Other than Double Platinum, which was essentially a greatest hits compilation, I owned a complete set of KISS albums from the 1970s and early ’80s (the makeup era), along with a stack of magazines featuring the band on the cover. Unfortunately, I clipped many photos out of the magazines to create a KISS scrapbook. Why I didn’t simply keep the magazines intact and look at the photos that way I have no idea, but my scrapbook did sell on eBay for more than $50 a few years ago. Of course, now I wish I had it back. (In case you’re curious, most vintage KISS magazines are worth around $10-$25 each.)
I also had the first KISS comic book (which is worth more than $100 now), published by Marvel and featuring their blood in the ink, but I was never able to afford the Mego KISS dolls (which now go for around $200-$250 each), or the KISS Chevy van model kit produced by AMT. My brother and I loved assembling car models, which cost a little over $2 each, but the KISS van was almost $10, which was out of the question. (A factory sealed KISS van recently sold on eBay for $217.50, plus $8 shipping.) To make my own KISS vehicle, I got creative and stuck the KISS tattoos that came with the KISS Alive II album on a cheap car model I had built. (Today, a complete copy of KISS Alive II, with tattoos intact, goes for around $30.)

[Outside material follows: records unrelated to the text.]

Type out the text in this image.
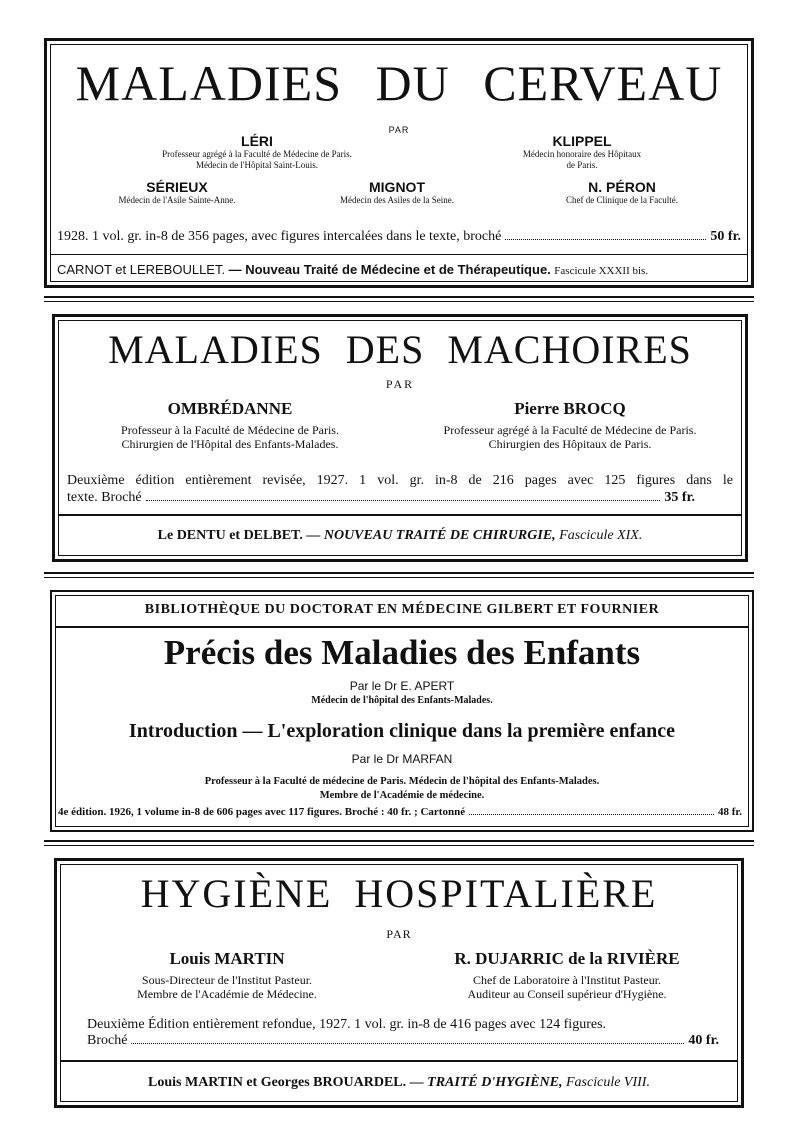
MALADIES DU CERVEAU
PAR
LÉRI
Professeur agrégé à la Faculté de Médecine de Paris.
Médecin de l'Hôpital Saint-Louis.
KLIPPEL
Médecin honoraire des Hôpitaux
de Paris.
SÉRIEUX
Médecin de l'Asile Sainte-Anne.
MIGNOT
Médecin des Asiles de la Seine.
N. PÉRON
Chef de Clinique de la Faculté.
1928. 1 vol. gr. in-8 de 356 pages, avec figures intercalées dans le texte, broché	50 fr.
CARNOT et LEREBOULLET. — Nouveau Traité de Médecine et de Thérapeutique. Fascicule XXXII bis.
MALADIES DES MACHOIRES
PAR
OMBRÉDANNE
Professeur à la Faculté de Médecine de Paris.
Chirurgien de l'Hôpital des Enfants-Malades.
Pierre BROCQ
Professeur agrégé à la Faculté de Médecine de Paris.
Chirurgien des Hôpitaux de Paris.
Deuxième édition entièrement revisée, 1927. 1 vol. gr. in-8 de 216 pages avec 125 figures dans le
texte. Broché	35 fr.
Le DENTU et DELBET. — NOUVEAU TRAITÉ DE CHIRURGIE, Fascicule XIX.
BIBLIOTHÈQUE DU DOCTORAT EN MÉDECINE GILBERT ET FOURNIER
Précis des Maladies des Enfants
Par le Dr E. APERT
Médecin de l'hôpital des Enfants-Malades.
Introduction — L'exploration clinique dans la première enfance
Par le Dr MARFAN
Professeur à la Faculté de médecine de Paris. Médecin de l'hôpital des Enfants-Malades.
Membre de l'Académie de médecine.
4e édition. 1926, 1 volume in-8 de 606 pages avec 117 figures. Broché : 40 fr. ; Cartonné	48 fr.
HYGIÈNE HOSPITALIÈRE
PAR
Louis MARTIN
Sous-Directeur de l'Institut Pasteur.
Membre de l'Académie de Médecine.
R. DUJARRIC de la RIVIÈRE
Chef de Laboratoire à l'Institut Pasteur.
Auditeur au Conseil supérieur d'Hygiène.
Deuxième Édition entièrement refondue, 1927. 1 vol. gr. in-8 de 416 pages avec 124 figures.
Broché	40 fr.
Louis MARTIN et Georges BROUARDEL. — TRAITÉ D'HYGIÈNE, Fascicule VIII.
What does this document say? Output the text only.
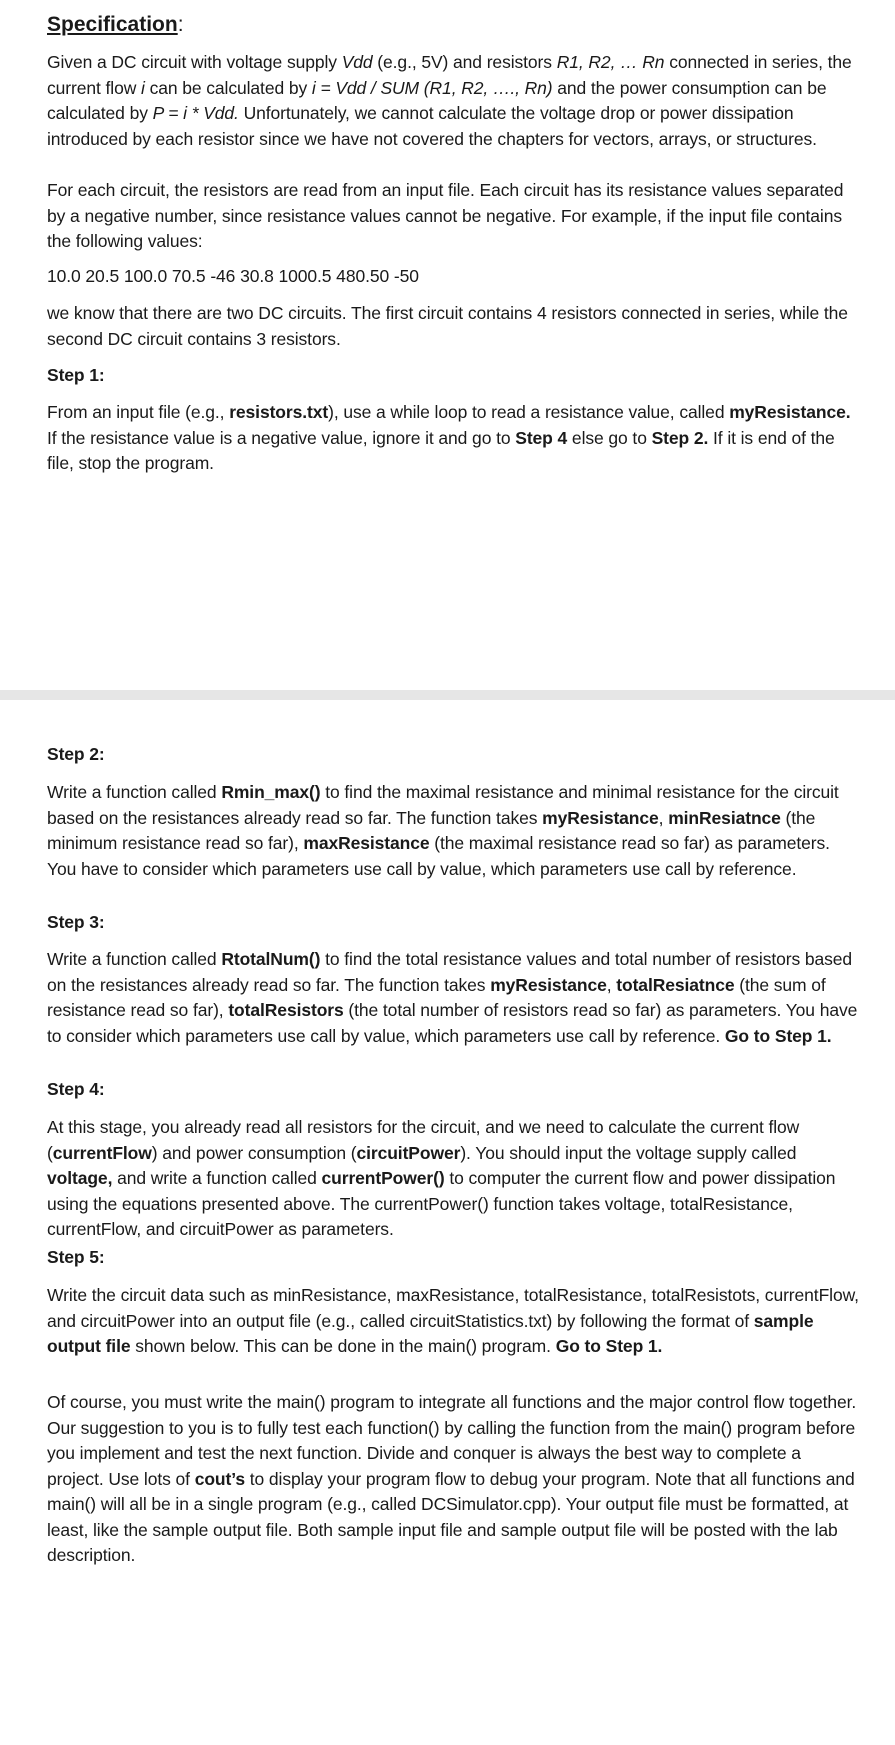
Specification:

Given a DC circuit with voltage supply Vdd (e.g., 5V) and resistors R1, R2, … Rn connected in series, the current flow i can be calculated by i = Vdd / SUM (R1, R2, …., Rn) and the power consumption can be calculated by P = i * Vdd. Unfortunately, we cannot calculate the voltage drop or power dissipation introduced by each resistor since we have not covered the chapters for vectors, arrays, or structures.

For each circuit, the resistors are read from an input file. Each circuit has its resistance values separated by a negative number, since resistance values cannot be negative. For example, if the input file contains the following values:

10.0 20.5 100.0 70.5 -46 30.8 1000.5 480.50 -50

we know that there are two DC circuits. The first circuit contains 4 resistors connected in series, while the second DC circuit contains 3 resistors.

Step 1:

From an input file (e.g., resistors.txt), use a while loop to read a resistance value, called myResistance. If the resistance value is a negative value, ignore it and go to Step 4 else go to Step 2. If it is end of the file, stop the program.

Step 2:

Write a function called Rmin_max() to find the maximal resistance and minimal resistance for the circuit based on the resistances already read so far. The function takes myResistance, minResiatnce (the minimum resistance read so far), maxResistance (the maximal resistance read so far) as parameters. You have to consider which parameters use call by value, which parameters use call by reference.

Step 3:

Write a function called RtotalNum() to find the total resistance values and total number of resistors based on the resistances already read so far. The function takes myResistance, totalResiatnce (the sum of resistance read so far), totalResistors (the total number of resistors read so far) as parameters. You have to consider which parameters use call by value, which parameters use call by reference. Go to Step 1.

Step 4:

At this stage, you already read all resistors for the circuit, and we need to calculate the current flow (currentFlow) and power consumption (circuitPower). You should input the voltage supply called voltage, and write a function called currentPower() to computer the current flow and power dissipation using the equations presented above. The currentPower() function takes voltage, totalResistance, currentFlow, and circuitPower as parameters.

Step 5:

Write the circuit data such as minResistance, maxResistance, totalResistance, totalResistots, currentFlow, and circuitPower into an output file (e.g., called circuitStatistics.txt) by following the format of sample output file shown below. This can be done in the main() program. Go to Step 1.

Of course, you must write the main() program to integrate all functions and the major control flow together. Our suggestion to you is to fully test each function() by calling the function from the main() program before you implement and test the next function. Divide and conquer is always the best way to complete a project. Use lots of cout’s to display your program flow to debug your program. Note that all functions and main() will all be in a single program (e.g., called DCSimulator.cpp). Your output file must be formatted, at least, like the sample output file. Both sample input file and sample output file will be posted with the lab description.
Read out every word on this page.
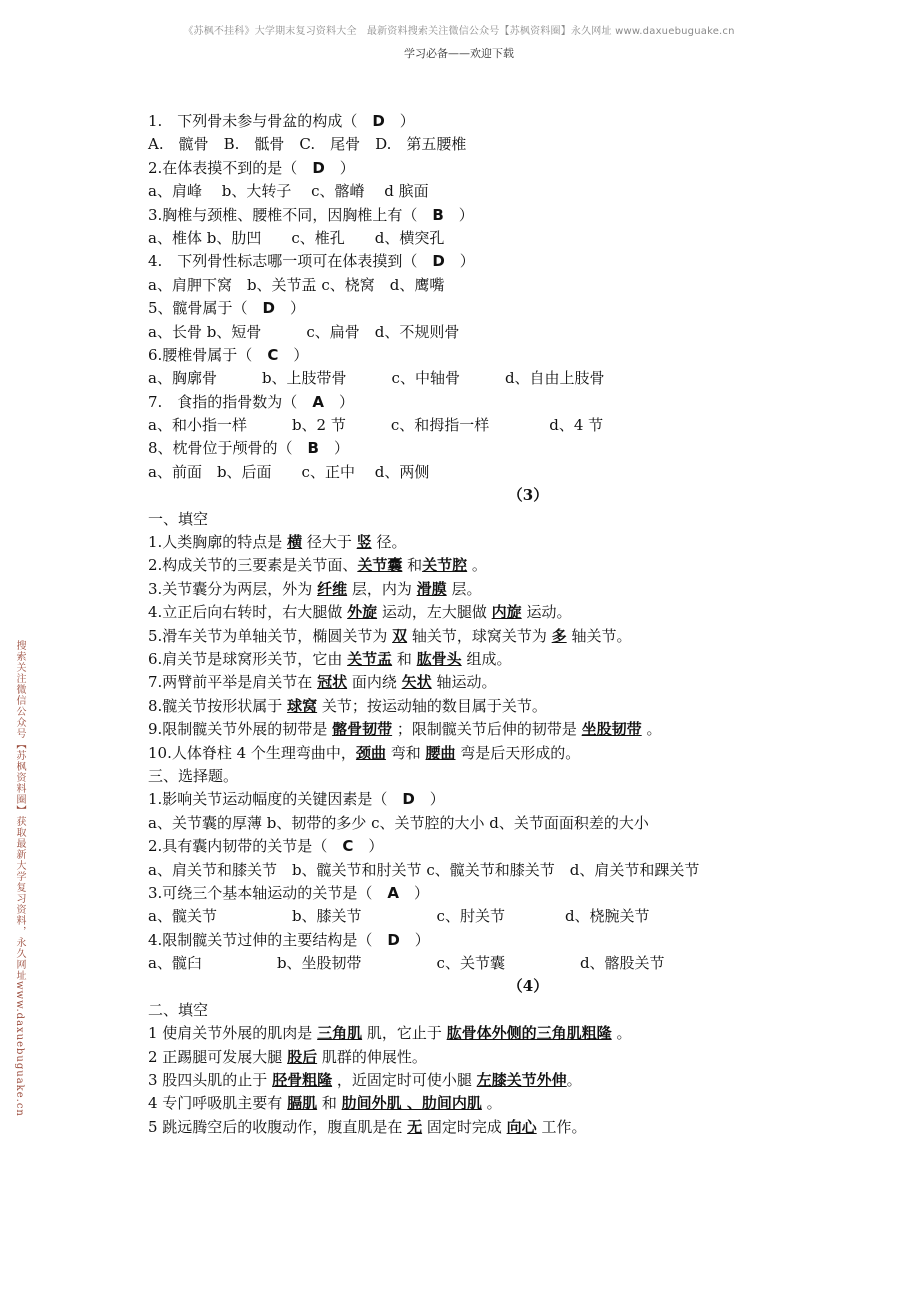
《苏枫不挂科》大学期末复习资料大全　最新资料搜索关注微信公众号【苏枫资料圈】永久网址 www.daxuebuguake.cn
学习必备——欢迎下载
搜索关注微信公众号【苏枫资料圈】获取最新大学复习资料，永久网址www.daxuebuguake.cn
1.　下列骨未参与骨盆的构成（　D　）
A.　髋骨　B.　骶骨　C.　尾骨　D.　第五腰椎
2.在体表摸不到的是（　D　）
a、肩峰　 b、大转子　 c、髂嵴　 d 膑面
3.胸椎与颈椎、腰椎不同，因胸椎上有（　B　）
a、椎体 b、肋凹　　c、椎孔　　d、横突孔
4.　下列骨性标志哪一项可在体表摸到（　D　）
a、肩胛下窝　b、关节盂 c、桡窝　d、鹰嘴
5、髋骨属于（　D　）
a、长骨 b、短骨　　　c、扁骨　d、不规则骨
6.腰椎骨属于（　C　）
a、胸廓骨　　　b、上肢带骨　　　c、中轴骨　　　d、自由上肢骨
7.　食指的指骨数为（　A　）
a、和小指一样　　　b、2 节　　　c、和拇指一样　　　　d、4 节
8、枕骨位于颅骨的（　B　）
a、前面　b、后面　　c、正中　 d、两侧
（3）
一、填空
1.人类胸廓的特点是 横 径大于 竖 径。
2.构成关节的三要素是关节面、关节囊 和关节腔 。
3.关节囊分为两层，外为 纤维 层，内为 滑膜 层。
4.立正后向右转时，右大腿做 外旋 运动，左大腿做 内旋 运动。
5.滑车关节为单轴关节，椭圆关节为 双 轴关节，球窝关节为 多 轴关节。
6.肩关节是球窝形关节，它由 关节盂 和 肱骨头 组成。
7.两臂前平举是肩关节在 冠状 面内绕 矢状 轴运动。
8.髋关节按形状属于 球窝 关节；按运动轴的数目属于关节。
9.限制髋关节外展的韧带是 髂骨韧带 ；限制髋关节后伸的韧带是 坐股韧带 。
10.人体脊柱 4 个生理弯曲中，颈曲 弯和 腰曲 弯是后天形成的。
三、选择题。
1.影响关节运动幅度的关键因素是（　D　）
a、关节囊的厚薄 b、韧带的多少 c、关节腔的大小 d、关节面面积差的大小
2.具有囊内韧带的关节是（　C　）
a、肩关节和膝关节　b、髋关节和肘关节 c、髋关节和膝关节　d、肩关节和踝关节
3.可绕三个基本轴运动的关节是（　A　）
a、髋关节　　　　　b、膝关节　　　　　c、肘关节　　　　d、桡腕关节
4.限制髋关节过伸的主要结构是（　D　）
a、髋臼　　　　　b、坐股韧带　　　　　c、关节囊　　　　　d、髂股关节
（4）
二、填空
1 使肩关节外展的肌肉是 三角肌 肌，它止于 肱骨体外侧的三角肌粗隆 。
2 正踢腿可发展大腿 股后 肌群的伸展性。
3 股四头肌的止于 胫骨粗隆 ，近固定时可使小腿 左膝关节外伸。
4 专门呼吸肌主要有 膈肌 和 肋间外肌 、肋间内肌 。
5 跳远腾空后的收腹动作，腹直肌是在 无 固定时完成 向心 工作。
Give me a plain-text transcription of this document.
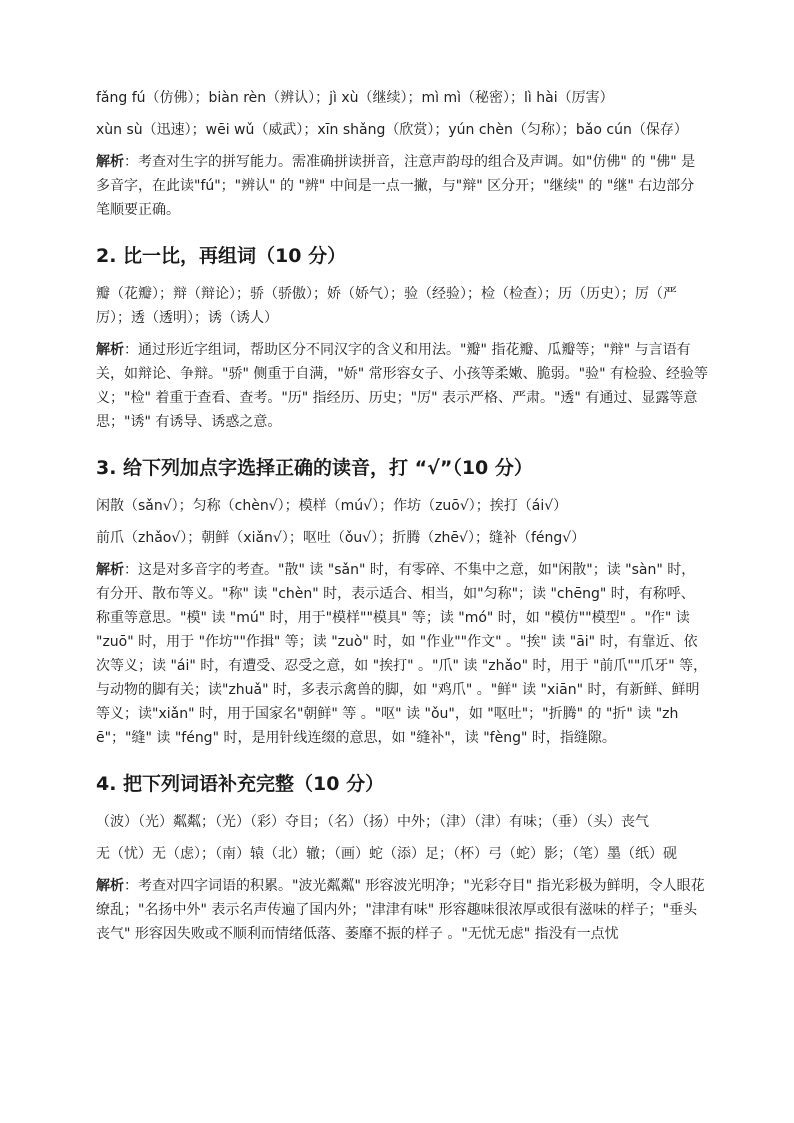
fǎng fú（仿佛）；biàn rèn（辨认）；jì xù（继续）；mì mì（秘密）；lì hài（厉害）

xùn sù（迅速）；wēi wǔ（威武）；xīn shǎng（欣赏）；yún chèn（匀称）；bǎo cún（保存）

解析：考查对生字的拼写能力。需准确拼读拼音，注意声韵母的组合及声调。如"仿佛" 的 "佛" 是多音字，在此读"fú"；"辨认" 的 "辨" 中间是一点一撇，与"辩" 区分开；"继续" 的 "继" 右边部分笔顺要正确。

2. 比一比，再组词（10 分）

瓣（花瓣）；辩（辩论）；骄（骄傲）；娇（娇气）；验（经验）；检（检查）；历（历史）；厉（严厉）；透（透明）；诱（诱人）

解析：通过形近字组词，帮助区分不同汉字的含义和用法。"瓣" 指花瓣、瓜瓣等；"辩" 与言语有关，如辩论、争辩。"骄" 侧重于自满，"娇" 常形容女子、小孩等柔嫩、脆弱。"验" 有检验、经验等义；"检" 着重于查看、查考。"历" 指经历、历史；"厉" 表示严格、严肃。"透" 有通过、显露等意思；"诱" 有诱导、诱惑之意。

3. 给下列加点字选择正确的读音，打 “√”（10 分）

闲散（sǎn√）；匀称（chèn√）；模样（mú√）；作坊（zuō√）；挨打（ái√）

前爪（zhǎo√）；朝鲜（xiǎn√）；呕吐（ǒu√）；折腾（zhē√）；缝补（féng√）

解析：这是对多音字的考查。"散" 读 "sǎn" 时，有零碎、不集中之意，如"闲散"；读 "sàn" 时，有分开、散布等义。"称" 读 "chèn" 时，表示适合、相当，如"匀称"；读 "chēng" 时，有称呼、称重等意思。"模" 读 "mú" 时，用于"模样""模具" 等；读 "mó" 时，如 "模仿""模型" 。"作" 读 "zuō" 时，用于 "作坊""作揖" 等；读 "zuò" 时，如 "作业""作文" 。"挨" 读 "āi" 时，有靠近、依次等义；读 "ái" 时，有遭受、忍受之意，如 "挨打" 。"爪" 读 "zhǎo" 时，用于 "前爪""爪牙" 等，与动物的脚有关；读"zhuǎ" 时，多表示禽兽的脚，如 "鸡爪" 。"鲜" 读 "xiān" 时，有新鲜、鲜明等义；读"xiǎn" 时，用于国家名"朝鲜" 等 。"呕" 读 "ǒu"，如 "呕吐"；"折腾" 的 "折" 读 "zhē"；"缝" 读 "féng" 时，是用针线连缀的意思，如 "缝补"，读 "fèng" 时，指缝隙。

4. 把下列词语补充完整（10 分）

（波）（光）粼粼；（光）（彩）夺目；（名）（扬）中外；（津）（津）有味；（垂）（头）丧气

无（忧）无（虑）；（南）辕（北）辙；（画）蛇（添）足；（杯）弓（蛇）影；（笔）墨（纸）砚

解析：考查对四字词语的积累。"波光粼粼" 形容波光明净；"光彩夺目" 指光彩极为鲜明，令人眼花缭乱；"名扬中外" 表示名声传遍了国内外；"津津有味" 形容趣味很浓厚或很有滋味的样子；"垂头丧气" 形容因失败或不顺利而情绪低落、萎靡不振的样子 。"无忧无虑" 指没有一点忧
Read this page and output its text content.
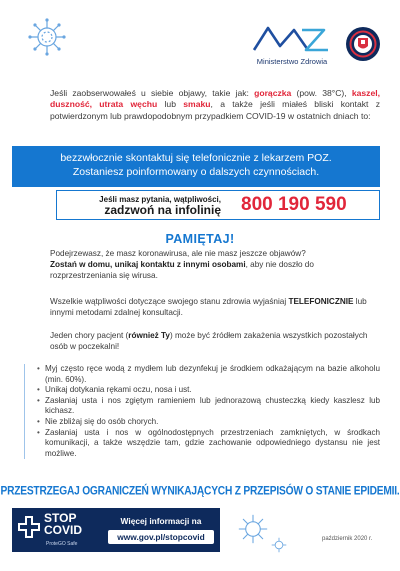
Ministerstwo Zdrowia
Jeśli zaobserwowałeś u siebie objawy, takie jak: gorączka (pow. 38°C), kaszel, duszność, utrata węchu lub smaku, a także jeśli miałeś bliski kontakt z potwierdzonym lub prawdopodobnym przypadkiem COVID-19 w ostatnich dniach to:
bezzwłocznie skontaktuj się telefonicznie z lekarzem POZ.
Zostaniesz poinformowany o dalszych czynnościach.
Jeśli masz pytania, wątpliwości,
zadzwoń na infolinię 800 190 590
PAMIĘTAJ!
Podejrzewasz, że masz koronawirusa, ale nie masz jeszcze objawów?
Zostań w domu, unikaj kontaktu z innymi osobami, aby nie doszło do rozprzestrzeniania się wirusa.
Wszelkie wątpliwości dotyczące swojego stanu zdrowia wyjaśniaj TELEFONICZNIE lub innymi metodami zdalnej konsultacji.
Jeden chory pacjent (również Ty) może być źródłem zakażenia wszystkich pozostałych osób w poczekalni!
• Myj często ręce wodą z mydłem lub dezynfekuj je środkiem odkażającym na bazie alkoholu (min. 60%).
• Unikaj dotykania rękami oczu, nosa i ust.
• Zasłaniaj usta i nos zgiętym ramieniem lub jednorazową chusteczką kiedy kaszlesz lub kichasz.
• Nie zbliżaj się do osób chorych.
• Zasłaniaj usta i nos w ogólnodostępnych przestrzeniach zamkniętych, w środkach komunikacji, a także wszędzie tam, gdzie zachowanie odpowiedniego dystansu nie jest możliwe.
PRZESTRZEGAJ OGRANICZEŃ WYNIKAJĄCYCH Z PRZEPISÓW O STANIE EPIDEMII.
STOP
COVID
ProteGO Safe
Więcej informacji na
www.gov.pl/stopcovid	październik 2020 r.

My favorite “toy” of all time is the ColecoVision video game console (packed with Donkey Kong) I got for Christmas in 1982 when I was 15 years old. Since I was working by that time, I amassed a nice collection of games to go with it. Unfortunately, at some point during the mid-late 1980s, I made the “brilliant” decision to clear up space in my room by throwing away all the game boxes. Today, many of those boxes are worth more than the games themselves. At least I kept the cartridges. (A couple of years ago I saw a factory sealed ColecoVision for $600 at a convention—I was tempted to buy it and open it as a relatively cheap form of time travel to one of the greatest mornings of my life.)
Today, staring down at the back half of a 100, I realize I’ve got it pretty good. I write about things I enjoy, I’ve got a loving wife and two great kids, and I have fun buying and selling all manner of pop culture paraphernalia. I still enjoy basketball, cycling, hiking, and tennis, and I've added yoga to the mix.